Totdat het punt komt waar die-kuitenbijter-van-een-aantal-weken-gelden haar lelijke kop opsteekt in een van de pelotongesprekken in een zondagsrit. Bij elke nieuwe gast vloeit de romantiek van hellingen die op de route van die dag liggen, maar angstvallig gemeden worden. Verhalen van zwevende voorwielen en slippende achterbanden doen hun ronde richting de introducé. Steevast verschijnt er een glimlach en een fonkeling op diens gezicht: Kom, breng me er heen!

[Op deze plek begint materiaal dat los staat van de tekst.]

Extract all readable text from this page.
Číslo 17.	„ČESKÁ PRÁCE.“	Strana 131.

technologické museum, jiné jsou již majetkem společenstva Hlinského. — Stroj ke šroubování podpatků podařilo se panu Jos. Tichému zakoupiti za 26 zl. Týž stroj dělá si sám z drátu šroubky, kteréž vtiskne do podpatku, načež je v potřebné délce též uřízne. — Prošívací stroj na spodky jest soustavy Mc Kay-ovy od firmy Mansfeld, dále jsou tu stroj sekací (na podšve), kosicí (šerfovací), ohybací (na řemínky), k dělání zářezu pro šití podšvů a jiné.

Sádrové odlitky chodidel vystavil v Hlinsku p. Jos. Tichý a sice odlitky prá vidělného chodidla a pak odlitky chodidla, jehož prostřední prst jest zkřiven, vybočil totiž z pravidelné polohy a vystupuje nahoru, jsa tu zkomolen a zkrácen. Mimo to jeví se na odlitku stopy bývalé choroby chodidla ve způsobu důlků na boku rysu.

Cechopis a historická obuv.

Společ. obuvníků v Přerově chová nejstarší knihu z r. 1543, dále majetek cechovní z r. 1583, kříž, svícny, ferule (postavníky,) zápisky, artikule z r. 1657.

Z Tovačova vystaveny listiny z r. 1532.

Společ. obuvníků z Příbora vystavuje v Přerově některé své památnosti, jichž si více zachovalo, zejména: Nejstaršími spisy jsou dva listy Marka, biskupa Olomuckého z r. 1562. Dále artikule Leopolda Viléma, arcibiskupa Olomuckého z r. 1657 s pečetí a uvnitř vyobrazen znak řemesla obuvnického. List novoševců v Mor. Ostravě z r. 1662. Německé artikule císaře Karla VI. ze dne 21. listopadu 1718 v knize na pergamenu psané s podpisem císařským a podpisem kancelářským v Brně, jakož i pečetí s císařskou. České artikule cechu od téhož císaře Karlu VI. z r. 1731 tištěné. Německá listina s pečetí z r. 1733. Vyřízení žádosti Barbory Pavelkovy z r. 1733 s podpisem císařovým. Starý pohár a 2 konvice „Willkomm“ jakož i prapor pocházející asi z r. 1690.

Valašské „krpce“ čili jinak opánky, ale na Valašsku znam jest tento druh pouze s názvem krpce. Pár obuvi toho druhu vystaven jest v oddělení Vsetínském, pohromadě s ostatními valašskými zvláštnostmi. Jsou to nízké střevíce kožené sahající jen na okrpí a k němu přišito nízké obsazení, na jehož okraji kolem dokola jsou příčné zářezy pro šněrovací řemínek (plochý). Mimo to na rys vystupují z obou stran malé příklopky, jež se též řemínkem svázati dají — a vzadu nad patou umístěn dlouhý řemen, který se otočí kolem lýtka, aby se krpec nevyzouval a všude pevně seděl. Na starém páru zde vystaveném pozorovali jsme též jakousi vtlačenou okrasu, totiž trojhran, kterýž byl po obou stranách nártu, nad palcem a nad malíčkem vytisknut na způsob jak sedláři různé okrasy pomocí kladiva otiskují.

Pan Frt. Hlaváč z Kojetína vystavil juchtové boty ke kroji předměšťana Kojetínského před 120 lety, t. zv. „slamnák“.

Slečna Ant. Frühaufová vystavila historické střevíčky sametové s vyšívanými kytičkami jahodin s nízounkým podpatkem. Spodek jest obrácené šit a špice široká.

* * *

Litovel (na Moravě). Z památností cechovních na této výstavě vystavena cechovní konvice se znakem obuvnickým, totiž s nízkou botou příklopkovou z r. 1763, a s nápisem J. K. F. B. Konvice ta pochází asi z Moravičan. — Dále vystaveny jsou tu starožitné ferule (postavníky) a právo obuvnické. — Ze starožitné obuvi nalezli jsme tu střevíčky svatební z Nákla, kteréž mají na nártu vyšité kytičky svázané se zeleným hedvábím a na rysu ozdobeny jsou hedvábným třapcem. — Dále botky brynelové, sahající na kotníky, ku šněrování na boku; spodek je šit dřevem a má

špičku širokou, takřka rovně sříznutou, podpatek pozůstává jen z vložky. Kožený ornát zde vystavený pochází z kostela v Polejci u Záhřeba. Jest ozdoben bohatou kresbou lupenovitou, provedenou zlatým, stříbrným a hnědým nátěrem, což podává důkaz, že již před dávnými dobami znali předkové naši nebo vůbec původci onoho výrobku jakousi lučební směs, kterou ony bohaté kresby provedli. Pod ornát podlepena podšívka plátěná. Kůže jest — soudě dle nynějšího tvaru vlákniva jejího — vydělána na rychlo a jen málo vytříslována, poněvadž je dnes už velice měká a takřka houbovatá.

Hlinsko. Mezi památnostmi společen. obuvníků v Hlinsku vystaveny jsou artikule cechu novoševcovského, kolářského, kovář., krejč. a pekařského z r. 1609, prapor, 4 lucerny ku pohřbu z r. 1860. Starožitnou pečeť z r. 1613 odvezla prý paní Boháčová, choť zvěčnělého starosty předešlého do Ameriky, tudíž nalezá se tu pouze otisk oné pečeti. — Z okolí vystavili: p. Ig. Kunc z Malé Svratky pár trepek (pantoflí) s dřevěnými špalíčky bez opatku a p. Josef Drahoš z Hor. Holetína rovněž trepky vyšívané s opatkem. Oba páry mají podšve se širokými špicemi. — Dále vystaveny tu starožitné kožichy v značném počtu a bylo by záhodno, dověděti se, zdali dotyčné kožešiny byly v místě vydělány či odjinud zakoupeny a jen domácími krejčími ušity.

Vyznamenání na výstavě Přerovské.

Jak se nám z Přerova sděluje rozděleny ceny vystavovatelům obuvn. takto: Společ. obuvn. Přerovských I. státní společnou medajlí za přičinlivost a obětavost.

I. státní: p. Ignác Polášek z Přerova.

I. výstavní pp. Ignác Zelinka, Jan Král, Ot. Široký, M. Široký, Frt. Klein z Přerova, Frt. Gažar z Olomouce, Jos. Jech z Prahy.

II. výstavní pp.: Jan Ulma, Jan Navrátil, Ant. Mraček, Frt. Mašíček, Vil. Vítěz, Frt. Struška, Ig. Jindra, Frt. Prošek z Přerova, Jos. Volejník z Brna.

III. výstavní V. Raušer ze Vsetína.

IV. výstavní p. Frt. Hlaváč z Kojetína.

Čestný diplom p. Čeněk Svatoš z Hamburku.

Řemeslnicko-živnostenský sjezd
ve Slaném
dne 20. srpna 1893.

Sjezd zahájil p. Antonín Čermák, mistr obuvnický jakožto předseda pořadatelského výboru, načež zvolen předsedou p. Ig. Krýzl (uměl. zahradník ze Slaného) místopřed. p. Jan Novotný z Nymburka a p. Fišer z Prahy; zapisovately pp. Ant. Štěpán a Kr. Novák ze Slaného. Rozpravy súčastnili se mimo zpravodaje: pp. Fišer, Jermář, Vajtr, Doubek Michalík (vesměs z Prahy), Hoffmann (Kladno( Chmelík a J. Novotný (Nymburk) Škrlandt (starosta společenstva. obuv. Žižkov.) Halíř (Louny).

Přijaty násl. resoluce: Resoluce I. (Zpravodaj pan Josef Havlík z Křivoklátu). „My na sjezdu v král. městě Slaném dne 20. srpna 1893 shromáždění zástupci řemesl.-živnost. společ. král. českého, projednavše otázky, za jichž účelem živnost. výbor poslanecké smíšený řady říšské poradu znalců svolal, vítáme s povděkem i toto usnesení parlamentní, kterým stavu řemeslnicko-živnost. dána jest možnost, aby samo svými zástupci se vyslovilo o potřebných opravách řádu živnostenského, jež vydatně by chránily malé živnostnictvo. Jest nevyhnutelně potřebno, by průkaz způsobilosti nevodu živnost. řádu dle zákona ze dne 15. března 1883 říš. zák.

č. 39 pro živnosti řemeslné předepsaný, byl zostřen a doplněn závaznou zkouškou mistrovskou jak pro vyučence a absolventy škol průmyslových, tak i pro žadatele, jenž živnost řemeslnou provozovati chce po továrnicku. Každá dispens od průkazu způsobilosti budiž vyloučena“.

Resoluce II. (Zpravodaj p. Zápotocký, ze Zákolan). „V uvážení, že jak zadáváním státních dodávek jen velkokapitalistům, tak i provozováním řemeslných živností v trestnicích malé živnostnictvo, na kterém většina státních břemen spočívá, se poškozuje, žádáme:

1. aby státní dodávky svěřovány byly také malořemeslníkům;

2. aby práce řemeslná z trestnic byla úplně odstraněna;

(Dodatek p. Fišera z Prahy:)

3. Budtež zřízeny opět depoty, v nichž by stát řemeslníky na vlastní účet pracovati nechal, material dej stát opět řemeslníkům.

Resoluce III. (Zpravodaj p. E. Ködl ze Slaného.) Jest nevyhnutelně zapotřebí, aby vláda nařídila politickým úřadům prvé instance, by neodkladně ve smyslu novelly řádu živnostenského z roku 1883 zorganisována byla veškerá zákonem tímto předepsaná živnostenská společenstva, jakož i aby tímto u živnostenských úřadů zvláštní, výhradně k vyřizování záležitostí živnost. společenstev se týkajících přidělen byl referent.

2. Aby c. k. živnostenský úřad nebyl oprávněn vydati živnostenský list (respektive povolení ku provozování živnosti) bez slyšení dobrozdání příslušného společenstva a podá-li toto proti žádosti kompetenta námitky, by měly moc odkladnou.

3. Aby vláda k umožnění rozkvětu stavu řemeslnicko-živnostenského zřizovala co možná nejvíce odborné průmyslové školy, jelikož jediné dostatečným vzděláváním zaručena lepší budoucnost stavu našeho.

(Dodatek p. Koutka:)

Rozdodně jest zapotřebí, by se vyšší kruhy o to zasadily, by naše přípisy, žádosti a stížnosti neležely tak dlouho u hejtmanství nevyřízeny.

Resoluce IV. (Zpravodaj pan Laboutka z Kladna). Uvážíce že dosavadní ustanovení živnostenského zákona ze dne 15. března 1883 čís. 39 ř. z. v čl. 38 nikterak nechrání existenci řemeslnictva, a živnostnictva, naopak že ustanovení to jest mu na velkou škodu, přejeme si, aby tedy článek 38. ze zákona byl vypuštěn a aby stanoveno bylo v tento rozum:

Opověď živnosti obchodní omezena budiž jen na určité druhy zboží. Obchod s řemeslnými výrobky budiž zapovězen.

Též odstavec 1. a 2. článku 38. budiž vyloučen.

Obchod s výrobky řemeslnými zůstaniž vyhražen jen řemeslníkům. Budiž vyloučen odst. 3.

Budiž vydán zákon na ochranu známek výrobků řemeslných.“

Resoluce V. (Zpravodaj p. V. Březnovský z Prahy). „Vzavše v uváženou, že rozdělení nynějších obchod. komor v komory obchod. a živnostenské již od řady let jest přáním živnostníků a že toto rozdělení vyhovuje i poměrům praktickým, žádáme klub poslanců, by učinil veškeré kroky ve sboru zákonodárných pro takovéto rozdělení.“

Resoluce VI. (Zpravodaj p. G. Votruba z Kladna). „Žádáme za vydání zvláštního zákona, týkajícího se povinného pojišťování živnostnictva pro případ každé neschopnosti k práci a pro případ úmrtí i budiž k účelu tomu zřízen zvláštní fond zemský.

Dan is de geest uit de fles. Er is geen weg meer terug. Naast de ‘onbekende klim’ zal ook de Angstgegner in het parcours opgenomen worden.
Er is echter een tijd in het jaar dat de kaken op elkaar blijven, het koersboek gesloten blijft voor kleine excursies in de marges van de zondagsroute. Dit zijn de weken in de aanloop van de Wilde Waalse Kuitenbijters Kraker. Heimelijk wordt er achter in het peloton met blikken gespeeld die wijzen op de vele alternatieven die we in de weken voorafgaand aan de WWKK passeren. Gedisciplineerd, daar de WWKK ook voor de ‘vaste rijders’ van de zondagsroutes een verassing in petto zal hebben. Ook dit jaar is er ‘nieuwe grond’. Hellingen van poëtische schoonheid als voorspel voor een klim van de ergste soort. Een klim waar toeclips fataal kunnen zijn en de moed het beste vóór op de fiets gepakt kan worden om het voorwiel maar contact te laten houden met een stukje asfalt waar de Waalse wegenbouwer niet kon kiezen tussen een trap en het ‘platte’ vlak. Steegjes waar geen Boogie Extreme of Rooks Classic ooit zal komen, al was het maar dat je er niet naast elkaar kunt fietsen. Het zijn de hellingen van het hout waar zeemansverhalen uit gesneden worden…
Dus wat zijn de ingrediënten van de tweede WWKK?
Een kaart, een twintigtal liefhebbers en een flinke dosis grinta!